Columbus is so much more than German Village and the fraction of its historic population that came from Germany; and the culture that surrounds the Columbus Crew—as I hope this blog post illustrates—is so much more than the Nordecke and beer. The Black and Gold colors are so much more than just similar to Borussia Dortmund. This is an international team in an international town. Yes, the German heritage of portions of this city are important and incredibly interesting, but that doesn't tell the story of this city. Not even close.
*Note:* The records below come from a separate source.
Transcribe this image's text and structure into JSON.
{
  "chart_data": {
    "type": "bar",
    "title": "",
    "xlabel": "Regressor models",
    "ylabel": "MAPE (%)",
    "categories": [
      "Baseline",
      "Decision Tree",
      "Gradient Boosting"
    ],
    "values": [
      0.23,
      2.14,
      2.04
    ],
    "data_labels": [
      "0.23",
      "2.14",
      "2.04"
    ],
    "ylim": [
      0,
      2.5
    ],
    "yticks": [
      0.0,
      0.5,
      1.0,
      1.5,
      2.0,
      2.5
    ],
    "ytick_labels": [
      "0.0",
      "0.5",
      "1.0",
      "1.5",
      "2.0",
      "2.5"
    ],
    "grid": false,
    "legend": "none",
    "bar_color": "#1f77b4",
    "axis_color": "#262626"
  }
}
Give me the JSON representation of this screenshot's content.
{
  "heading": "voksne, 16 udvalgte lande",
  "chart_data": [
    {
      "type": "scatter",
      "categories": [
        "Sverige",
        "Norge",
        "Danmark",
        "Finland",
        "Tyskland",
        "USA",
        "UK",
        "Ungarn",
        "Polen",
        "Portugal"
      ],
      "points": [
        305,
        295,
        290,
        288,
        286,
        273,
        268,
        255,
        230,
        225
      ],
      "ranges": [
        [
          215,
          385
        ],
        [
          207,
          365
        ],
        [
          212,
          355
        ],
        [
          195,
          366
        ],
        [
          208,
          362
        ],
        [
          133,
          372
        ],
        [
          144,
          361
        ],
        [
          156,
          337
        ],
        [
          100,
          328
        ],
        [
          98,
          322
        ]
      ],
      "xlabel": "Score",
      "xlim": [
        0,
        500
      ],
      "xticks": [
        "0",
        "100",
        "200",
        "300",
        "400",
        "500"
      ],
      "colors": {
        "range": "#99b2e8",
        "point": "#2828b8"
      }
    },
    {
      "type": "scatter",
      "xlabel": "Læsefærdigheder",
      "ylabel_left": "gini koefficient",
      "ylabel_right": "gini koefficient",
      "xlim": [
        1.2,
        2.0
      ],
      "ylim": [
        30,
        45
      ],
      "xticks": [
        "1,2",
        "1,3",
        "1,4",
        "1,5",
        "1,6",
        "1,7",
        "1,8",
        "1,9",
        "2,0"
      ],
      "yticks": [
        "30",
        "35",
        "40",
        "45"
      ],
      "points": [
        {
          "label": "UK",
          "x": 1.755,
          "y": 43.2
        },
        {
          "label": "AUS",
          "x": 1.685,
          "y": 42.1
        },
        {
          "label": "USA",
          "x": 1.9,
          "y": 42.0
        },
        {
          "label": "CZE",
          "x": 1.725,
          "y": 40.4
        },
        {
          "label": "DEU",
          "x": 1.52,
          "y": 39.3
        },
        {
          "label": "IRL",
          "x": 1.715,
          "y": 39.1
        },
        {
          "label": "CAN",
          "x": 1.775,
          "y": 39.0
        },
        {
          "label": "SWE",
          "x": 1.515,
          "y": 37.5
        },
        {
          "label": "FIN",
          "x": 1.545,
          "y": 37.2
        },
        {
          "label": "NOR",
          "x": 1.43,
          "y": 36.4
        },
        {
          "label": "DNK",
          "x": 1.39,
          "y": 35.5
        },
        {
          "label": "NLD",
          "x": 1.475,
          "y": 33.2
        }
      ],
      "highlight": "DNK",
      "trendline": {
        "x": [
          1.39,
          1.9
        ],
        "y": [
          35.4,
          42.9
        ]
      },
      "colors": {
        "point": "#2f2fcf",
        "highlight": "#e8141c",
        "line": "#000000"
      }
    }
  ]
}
Take a 30 minute walk through my favorite neighborhood—Old North Columbus, just west down Hudson Street from Crew Stadium—and you'll see businesses and restaurants that are Italian, Chinese, Indian, Mexican, Central American, South American, Pakistani, Vietnamese, Thai, North African, East African, West African, Jamaican, Irish, and on and on. There are churches, mosques, and temples of all sorts. There are gay bars, straight bars, lesbian bars, drag bars, hookah bars, dive bars, college bars, diners, carry outs, private clubs, music clubs, coffee shops, barbershops, and a neighborhood hardware store. Within 10 minutes bike ride you can find hangouts for people from Afghanistan, to Korea, to Zimbabwe. Some people call parts of Old North "Awesometown" for a reason, but it's like this in many places in our city. Asking a city that is this diverse and dynamic to invest the entire international scale and scope of its love for the global game into the narrow focus of one particular national soccer identity would be selling our city short. I hope that Anthony Precourt and those who have his ear understand this about Columbus. I hope that this series can add to their understanding.